Interactive Memcached Debugging with Rails

Posted on June 20, 2009

The memcached support in Rails is great, but it’s a bit difficult to see what the heck is going on in a production environment. The first problem is, by default Rails doesn’t keep a list of all memcached keys that are available on the system. So, you have to use a plugin like memcache_store_with_delete_matched to have memcache itself store a list of all available keys.

You can install this plugin with the typical script/plugin command.

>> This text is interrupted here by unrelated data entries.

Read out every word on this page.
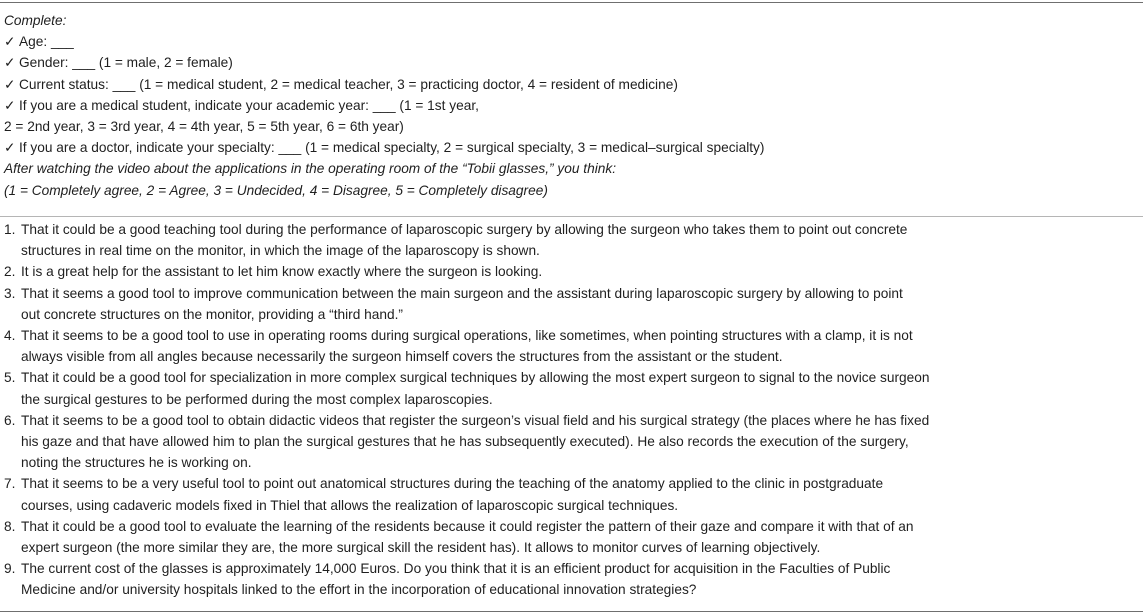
Complete:
✓ Age: ___
✓ Gender: ___ (1 = male, 2 = female)
✓ Current status: ___ (1 = medical student, 2 = medical teacher, 3 = practicing doctor, 4 = resident of medicine)
✓ If you are a medical student, indicate your academic year: ___ (1 = 1st year,
2 = 2nd year, 3 = 3rd year, 4 = 4th year, 5 = 5th year, 6 = 6th year)
✓ If you are a doctor, indicate your specialty: ___ (1 = medical specialty, 2 = surgical specialty, 3 = medical–surgical specialty)
After watching the video about the applications in the operating room of the “Tobii glasses,” you think:
(1 = Completely agree, 2 = Agree, 3 = Undecided, 4 = Disagree, 5 = Completely disagree)
1. That it could be a good teaching tool during the performance of laparoscopic surgery by allowing the surgeon who takes them to point out concrete
structures in real time on the monitor, in which the image of the laparoscopy is shown.
2. It is a great help for the assistant to let him know exactly where the surgeon is looking.
3. That it seems a good tool to improve communication between the main surgeon and the assistant during laparoscopic surgery by allowing to point
out concrete structures on the monitor, providing a “third hand.”
4. That it seems to be a good tool to use in operating rooms during surgical operations, like sometimes, when pointing structures with a clamp, it is not
always visible from all angles because necessarily the surgeon himself covers the structures from the assistant or the student.
5. That it could be a good tool for specialization in more complex surgical techniques by allowing the most expert surgeon to signal to the novice surgeon
the surgical gestures to be performed during the most complex laparoscopies.
6. That it seems to be a good tool to obtain didactic videos that register the surgeon’s visual field and his surgical strategy (the places where he has fixed
his gaze and that have allowed him to plan the surgical gestures that he has subsequently executed). He also records the execution of the surgery,
noting the structures he is working on.
7. That it seems to be a very useful tool to point out anatomical structures during the teaching of the anatomy applied to the clinic in postgraduate
courses, using cadaveric models fixed in Thiel that allows the realization of laparoscopic surgical techniques.
8. That it could be a good tool to evaluate the learning of the residents because it could register the pattern of their gaze and compare it with that of an
expert surgeon (the more similar they are, the more surgical skill the resident has). It allows to monitor curves of learning objectively.
9. The current cost of the glasses is approximately 14,000 Euros. Do you think that it is an efficient product for acquisition in the Faculties of Public
Medicine and/or university hospitals linked to the effort in the incorporation of educational innovation strategies?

script/plugin install git://github.com/lacomartincik/memcache-store-with-delete_matched.git

Then, you configure memcached in your environment.rb like this.

mem_cache_options = {
    :c_threshold => 10000,
    :compression => true,
    :debug => false,
    :timeout => false,
    :namespace => 'app',
    :readonly => false,
    :urlencode => false
  }
  config.action_controller.cache_store = :mem_cache_store_with_delete_matched, ['127.0.0.1:11211'], mem_cache_options

The other benefit to using memcache_store_with_delete_matched is that regular expressions within expire_fragment works.

expire_fragment(%r!/index_user_.*!)

So, down to debugging. If you want to see all keys in a script/console, you can do the following.

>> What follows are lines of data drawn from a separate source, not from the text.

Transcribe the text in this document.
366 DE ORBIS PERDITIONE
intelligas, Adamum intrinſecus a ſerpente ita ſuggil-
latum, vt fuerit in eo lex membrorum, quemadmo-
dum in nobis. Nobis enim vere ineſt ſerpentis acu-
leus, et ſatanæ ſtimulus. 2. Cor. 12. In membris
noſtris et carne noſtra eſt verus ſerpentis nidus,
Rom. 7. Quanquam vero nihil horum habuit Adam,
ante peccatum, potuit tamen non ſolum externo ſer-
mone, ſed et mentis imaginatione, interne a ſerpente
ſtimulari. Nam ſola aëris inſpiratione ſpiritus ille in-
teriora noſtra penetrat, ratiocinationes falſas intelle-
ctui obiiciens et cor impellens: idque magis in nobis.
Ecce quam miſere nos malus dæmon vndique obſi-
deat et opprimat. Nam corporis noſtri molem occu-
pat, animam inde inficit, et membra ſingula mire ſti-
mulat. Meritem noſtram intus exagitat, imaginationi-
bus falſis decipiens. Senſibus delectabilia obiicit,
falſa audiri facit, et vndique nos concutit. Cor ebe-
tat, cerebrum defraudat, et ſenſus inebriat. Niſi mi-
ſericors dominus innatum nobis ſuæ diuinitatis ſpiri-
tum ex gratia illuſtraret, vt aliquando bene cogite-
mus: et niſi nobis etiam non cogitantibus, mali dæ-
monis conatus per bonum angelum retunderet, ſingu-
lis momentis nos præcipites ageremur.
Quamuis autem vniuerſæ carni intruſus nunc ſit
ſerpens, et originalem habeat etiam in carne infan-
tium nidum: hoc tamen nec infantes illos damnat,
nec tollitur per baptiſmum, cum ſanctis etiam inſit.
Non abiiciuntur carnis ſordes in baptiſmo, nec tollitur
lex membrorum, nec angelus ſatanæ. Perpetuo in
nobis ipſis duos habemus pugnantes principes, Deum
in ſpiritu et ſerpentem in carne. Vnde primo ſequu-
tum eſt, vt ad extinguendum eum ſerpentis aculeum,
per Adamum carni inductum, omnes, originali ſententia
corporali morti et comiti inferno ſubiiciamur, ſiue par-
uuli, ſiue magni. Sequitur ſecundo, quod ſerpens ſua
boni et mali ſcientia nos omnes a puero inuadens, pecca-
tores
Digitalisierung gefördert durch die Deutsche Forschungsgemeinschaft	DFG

YAML.load(ActionController::Base.cache_store.fetch("memcached_store_key_list"))

You can select certain keys from the memcached_store_keylist.

YAML.load(ActionController::Base.cache_store.fetch("memcached_store_key_list")) .detect{ |k| k.match(/index/) }

Once you have the list of keys, you can plug them into a fetch command.

ActionController::Base.cache_store.fetch("app/blog/index")

You can also manually expire keys from a console.